HTTP variant (primary)

import { fromApprovalMap, type ApprovalMapEntry } from "@effect-uai/core/Resolvers"
import { toFunctionCallOutput } from "@effect-uai/core/Outcome"
import * as Toolkit from "@effect-uai/core/Toolkit"
streamUntilComplete<State, ToolEvent>((turn) =>
Effect.sync(() => {
const calls = Turn.functionCalls(turn)
// No requested tools means there is nothing to approve or execute.
if (calls.length === 0) return stop
const plan = fromApprovalMap(isSensitive, approvals)(calls)
const events = Stream.merge(
// Approved calls run; denied/missing approvals still become outputs.
Toolkit.executeAll(allTools, plan.approved),
Toolkit.outputEvents(plan.rejected),
)
return Toolkit.nextStateFrom(events, (results) =>
Turn.appendTurn(state, turn, results.map(toFunctionCallOutput)),
)
}),
)

approvals is a ReadonlyMap<string, ApprovalMapEntry> keyed by call_id. Entries are either { decision: "approve" } or { decision: "deny", reason?: string }. A gated call without an entry is placed in plan.rejected as a cancelled result. Toolkit.outputEvents turns those results into Output events, and nextStateFrom keeps them in history so the next provider request stays well-formed.

Reconciling history before the next request

If the previous request left orphan function_calls (user navigated away, server crashed, approvals timed out), the next request has to synthesize closure outputs before submitting. That’s an entry-point concern, not the recipe’s:

import {
cancelAllPending,
findUnansweredCalls,
} from "@effect-uai/core/HistoryCheck"
import { toFunctionCallOutput } from "@effect-uai/core/Outcome"
// In your HTTP route handler, before invoking httpConversation:
const stored = await store.load(req.sessionId)
const closures = cancelAllPending(stored, "user moved on")
const reconciledHistory = [
...stored,
...closures.map(toFunctionCallOutput),
Items.userText(req.body.message),
]
return httpConversation(req.body.approvals, { history: reconciledHistory })

Use whenever a checkpoint, timeout, or new user message could leave function_calls without matching outputs.

Queue variant (enhancement)

For long-lived connections where verdicts arrive over time. Safe calls start immediately. Gated calls emit ApprovalRequested, then each one waits until its specific verdict lands on the queue.

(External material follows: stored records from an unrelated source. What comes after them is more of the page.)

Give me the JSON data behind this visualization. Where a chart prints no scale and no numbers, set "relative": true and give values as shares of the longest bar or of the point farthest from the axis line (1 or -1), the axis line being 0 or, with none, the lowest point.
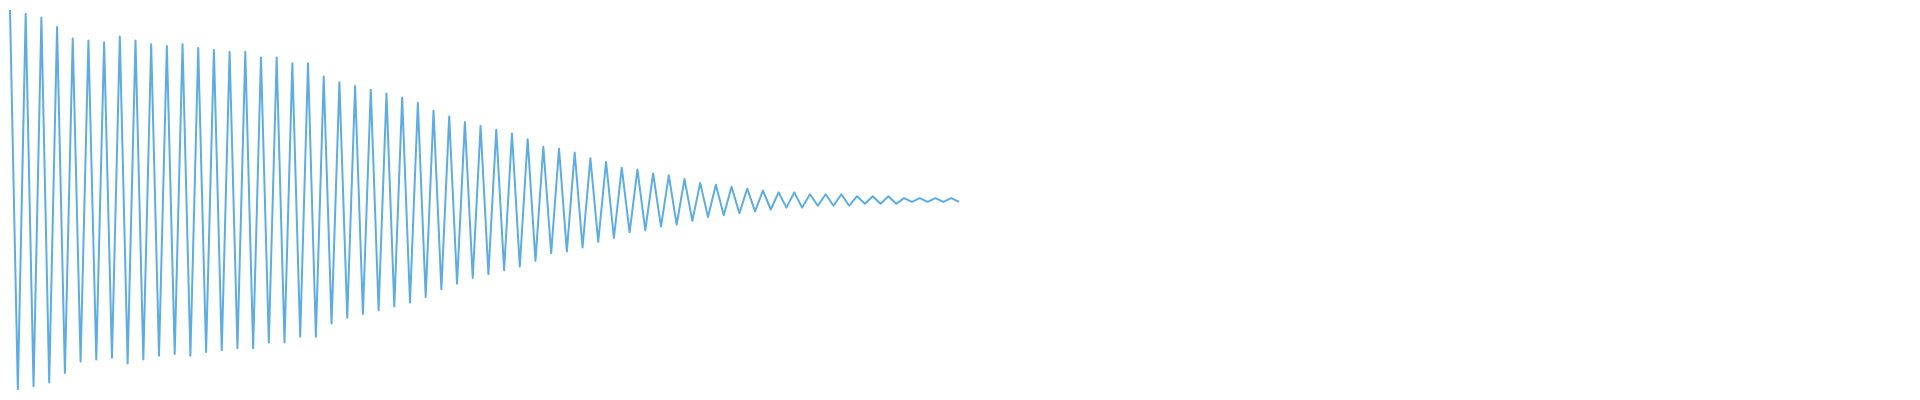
{
  "chart_data": {
    "type": "line",
    "relative": true,
    "categories": [
      null,
      null,
      null,
      null,
      null,
      null,
      null,
      null,
      null,
      null,
      null,
      null,
      null,
      null,
      null,
      null,
      null,
      null,
      null,
      null,
      null,
      null,
      null,
      null,
      null,
      null,
      null,
      null,
      null,
      null,
      null,
      null,
      null,
      null,
      null,
      null,
      null,
      null,
      null,
      null,
      null,
      null,
      null,
      null,
      null,
      null,
      null,
      null,
      null,
      null,
      null,
      null,
      null,
      null,
      null,
      null,
      null,
      null,
      null,
      null,
      null,
      null,
      null,
      null,
      null,
      null,
      null,
      null,
      null,
      null,
      null,
      null,
      null,
      null,
      null,
      null,
      null,
      null,
      null,
      null,
      null,
      null,
      null,
      null,
      null,
      null,
      null,
      null,
      null,
      null,
      null,
      null,
      null,
      null,
      null,
      null,
      null,
      null,
      null,
      null,
      null,
      null,
      null,
      null,
      null,
      null,
      null,
      null,
      null,
      null,
      null,
      null,
      null,
      null,
      null,
      null,
      null,
      null,
      null,
      null,
      null,
      null
    ],
    "series": [
      {
        "color": "#5dade2",
        "values": [
          1,
          0,
          0.99,
          0.01,
          0.98,
          0.02,
          0.955,
          0.045,
          0.925,
          0.075,
          0.92,
          0.08,
          0.915,
          0.085,
          0.93,
          0.07,
          0.92,
          0.08,
          0.91,
          0.09,
          0.905,
          0.095,
          0.91,
          0.09,
          0.9,
          0.1,
          0.895,
          0.105,
          0.89,
          0.11,
          0.89,
          0.11,
          0.875,
          0.125,
          0.875,
          0.125,
          0.86,
          0.14,
          0.86,
          0.14,
          0.825,
          0.175,
          0.81,
          0.19,
          0.8,
          0.2,
          0.79,
          0.21,
          0.78,
          0.22,
          0.77,
          0.23,
          0.755,
          0.245,
          0.735,
          0.265,
          0.72,
          0.28,
          0.705,
          0.295,
          0.695,
          0.305,
          0.685,
          0.315,
          0.675,
          0.325,
          0.66,
          0.34,
          0.64,
          0.36,
          0.635,
          0.365,
          0.625,
          0.375,
          0.61,
          0.39,
          0.6,
          0.4,
          0.585,
          0.415,
          0.58,
          0.42,
          0.57,
          0.43,
          0.565,
          0.435,
          0.555,
          0.445,
          0.545,
          0.455,
          0.54,
          0.46,
          0.535,
          0.465,
          0.53,
          0.47,
          0.525,
          0.475,
          0.52,
          0.48,
          0.52,
          0.48,
          0.515,
          0.485,
          0.515,
          0.485,
          0.515,
          0.485,
          0.51,
          0.49,
          0.51,
          0.49,
          0.51,
          0.49,
          0.505,
          0.495,
          0.505,
          0.495,
          0.505,
          0.495,
          0.505,
          0.495
        ]
      }
    ]
  }
}
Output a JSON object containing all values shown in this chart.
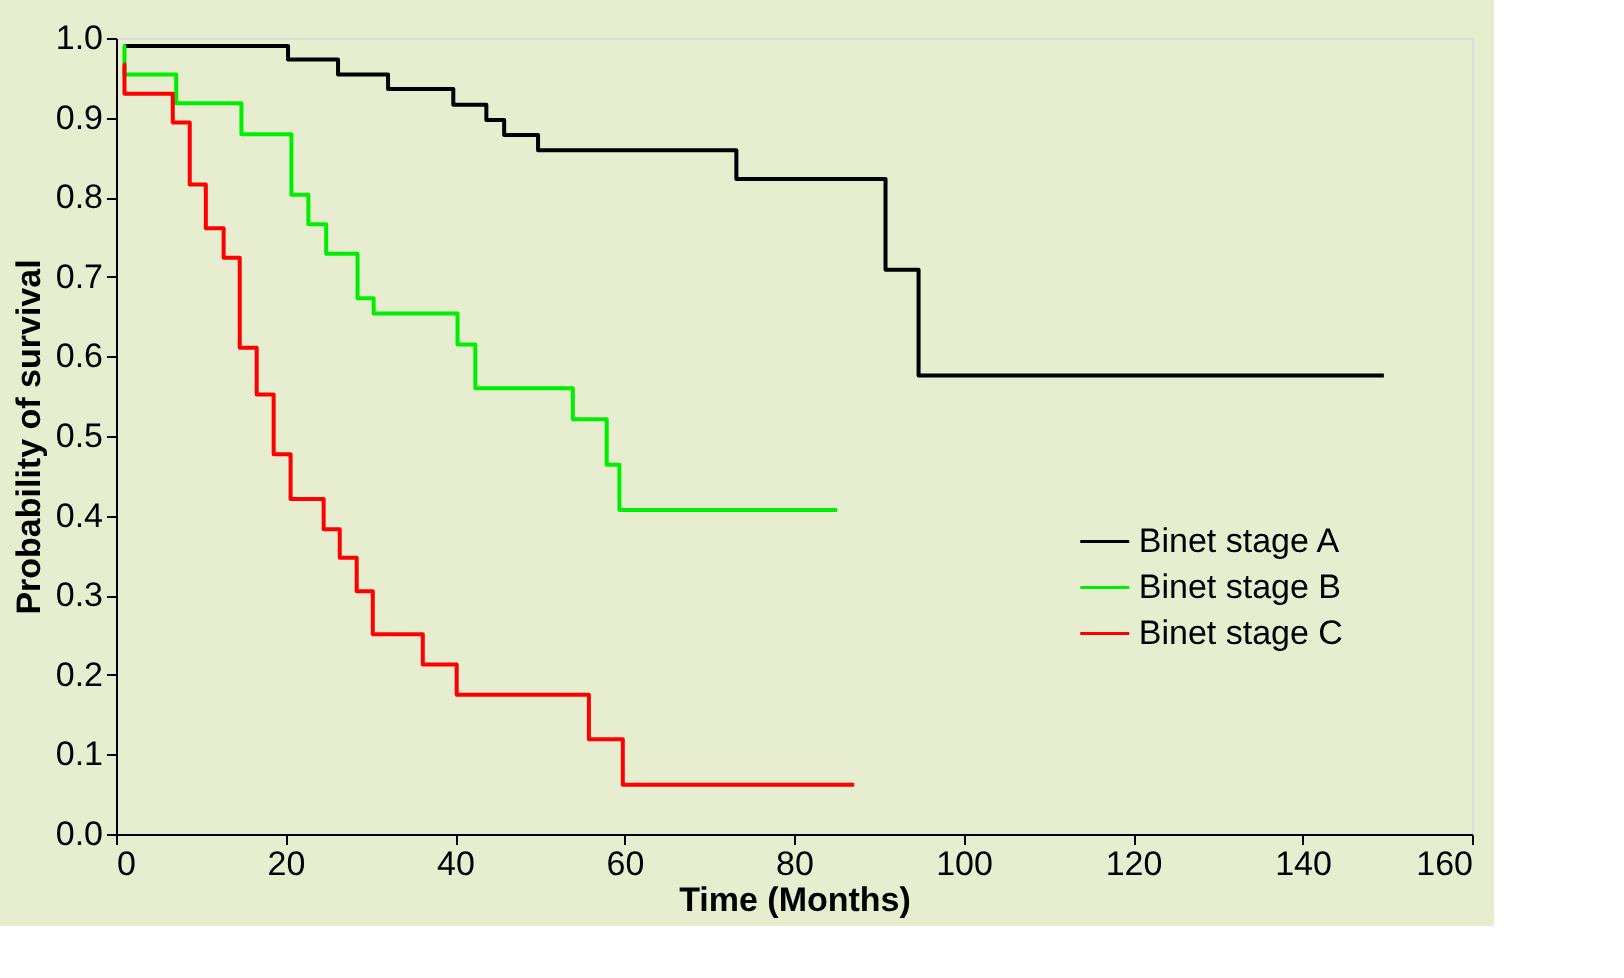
{
  "chart_data": {
    "type": "step",
    "xlabel": "Time (Months)",
    "ylabel": "Probability of survival",
    "xlim": [
      0,
      160
    ],
    "xticks": [
      0,
      20,
      40,
      60,
      80,
      100,
      120,
      140,
      160
    ],
    "ylim": [
      0,
      1
    ],
    "yticks": [
      {
        "value": 0,
        "label": "0.0"
      },
      0.1,
      0.2,
      0.3,
      0.4,
      0.5,
      0.6,
      0.7,
      0.8,
      0.9,
      {
        "value": 1,
        "label": "1.0"
      }
    ],
    "grid": false,
    "legend": "right",
    "marker": "none",
    "line_style": "solid",
    "series": [
      {
        "name": "Binet stage A",
        "color": "#000000",
        "x": [
          0.9,
          20.3,
          26.2,
          32.1,
          39.8,
          43.7,
          45.8,
          49.8,
          73.2,
          90.8,
          94.7,
          149.6
        ],
        "values": [
          0.99,
          0.973,
          0.954,
          0.936,
          0.916,
          0.897,
          0.878,
          0.859,
          0.823,
          0.709,
          0.576,
          0.576
        ]
      },
      {
        "name": "Binet stage B",
        "color": "#00ee00",
        "x": [
          0.9,
          1.0,
          7.1,
          14.8,
          20.7,
          22.7,
          24.8,
          28.5,
          30.4,
          40.3,
          42.4,
          53.9,
          57.9,
          59.4,
          85.1
        ],
        "values": [
          0.99,
          0.954,
          0.918,
          0.879,
          0.803,
          0.766,
          0.729,
          0.673,
          0.654,
          0.615,
          0.56,
          0.521,
          0.464,
          0.407,
          0.407
        ]
      },
      {
        "name": "Binet stage C",
        "color": "#ff0000",
        "x": [
          0.9,
          1.0,
          6.7,
          8.7,
          10.6,
          12.7,
          14.6,
          16.6,
          18.6,
          20.6,
          24.5,
          26.4,
          28.4,
          30.3,
          36.2,
          40.2,
          55.8,
          59.8,
          87.1
        ],
        "values": [
          0.967,
          0.93,
          0.894,
          0.816,
          0.761,
          0.724,
          0.611,
          0.552,
          0.477,
          0.421,
          0.383,
          0.347,
          0.305,
          0.251,
          0.213,
          0.175,
          0.119,
          0.062,
          0.062
        ]
      }
    ]
  }
}
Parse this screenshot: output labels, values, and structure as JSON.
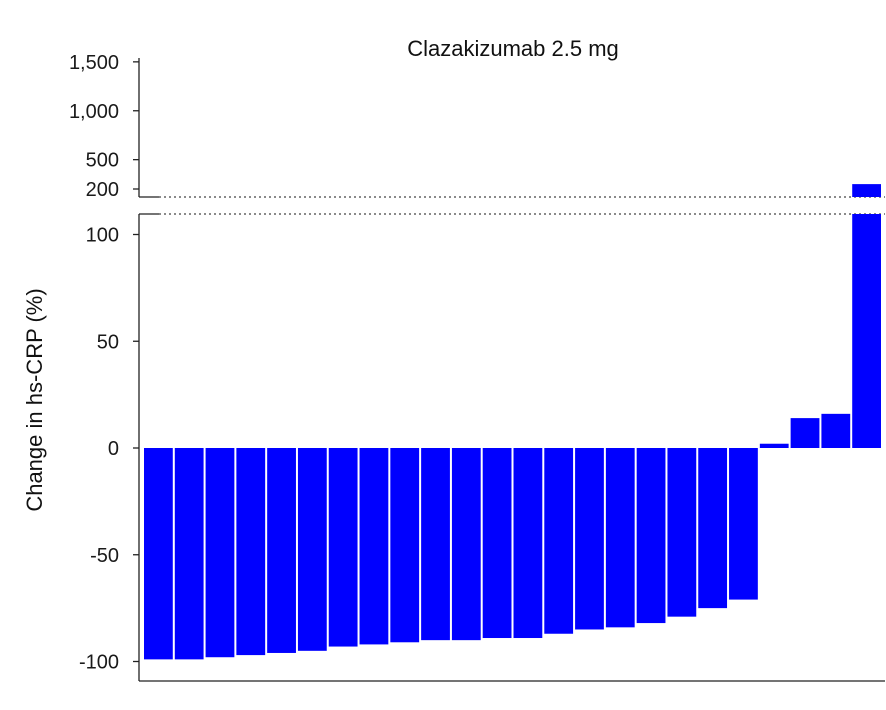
{
  "chart_data": {
    "type": "bar",
    "title": "Clazakizumab 2.5 mg",
    "ylabel": "Change in hs-CRP (%)",
    "xlabel": "",
    "y_axis_break": true,
    "ylim_lower": [
      -110,
      112
    ],
    "ylim_upper": [
      100,
      1600
    ],
    "yticks_lower": [
      "-100",
      "-50",
      "0",
      "50",
      "100"
    ],
    "yticks_lower_values": [
      -100,
      -50,
      0,
      50,
      100
    ],
    "yticks_upper": [
      "200",
      "500",
      "1,000",
      "1,500"
    ],
    "yticks_upper_values": [
      200,
      500,
      1000,
      1500
    ],
    "values": [
      -99,
      -99,
      -98,
      -97,
      -96,
      -95,
      -93,
      -92,
      -91,
      -90,
      -90,
      -89,
      -89,
      -87,
      -85,
      -84,
      -82,
      -79,
      -75,
      -71,
      2,
      14,
      16,
      250
    ],
    "bar_color": "#0000ff",
    "grid": false,
    "legend": "none"
  }
}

import { fromVerdictQueue } from "@effect-uai/core/Resolvers"
streamUntilComplete<State, ToolEvent>((turn) =>
Effect.sync(() => {
const calls = Turn.functionCalls(turn)
// No requested tools means there is nothing to approve or execute.
if (calls.length === 0) return stop
// `Stream.unwrap` supplies the Scope that fromVerdictQueue's router
// fiber lives in. Router stays alive as long as the consumer pulls
// events.
const events = Stream.unwrap(
Effect.gen(function* () {
const { approved, decisions, announce } = yield* fromVerdictQueue(
isSensitive,
verdicts,
)(calls)
return Stream.merge(
announce,
Stream.merge(
// Safe calls start immediately; gated calls resume as verdicts arrive.
Toolkit.executeAll(allTools, approved),
decisions.pipe(
Stream.flatMap((decision) =>
decision._tag === "Approved"
? Toolkit.executeAll(allTools, [decision.call])
: Stream.succeed(Toolkit.outputEvent(decision.result)),
),
),
),
)
}),
)
return Toolkit.nextStateFrom(events, (results) =>
Turn.appendTurn(state, turn, results.map(toFunctionCallOutput)),
)
}),
)

The consumer side typically taps ApprovalRequested events, posts verdicts onto the same queue, and renders Output results as they arrive.

What you get in state.history

Whatever the path — Value, denied, cancelled — every gated call ends up with a FunctionCallOutput carrying a structured payload:

Verdict / outcomeoutput JSON
Approved + executedThe tool’s own structured return value.
Denied{ "kind": "denied", "reason": "..." }
Cancelled (HTTP){ "kind": "cancelled" }
Tool execution error{ "kind": "execution_error", "reason": "..."}

History stays well-formed; the model reads the synthesized outputs on the next turn and self-corrects if needed.

Run it

Terminal window
OPENAI_API_KEY=sk-... pnpm tsx recipes/tool-call-approval/run.ts

The runner drives the queue variant since it’s the more visual demo (simulated user posting verdicts after a delay). The HTTP variant is better exercised by tests or in a real HTTP handler.

The full source lives next to this README at index.ts.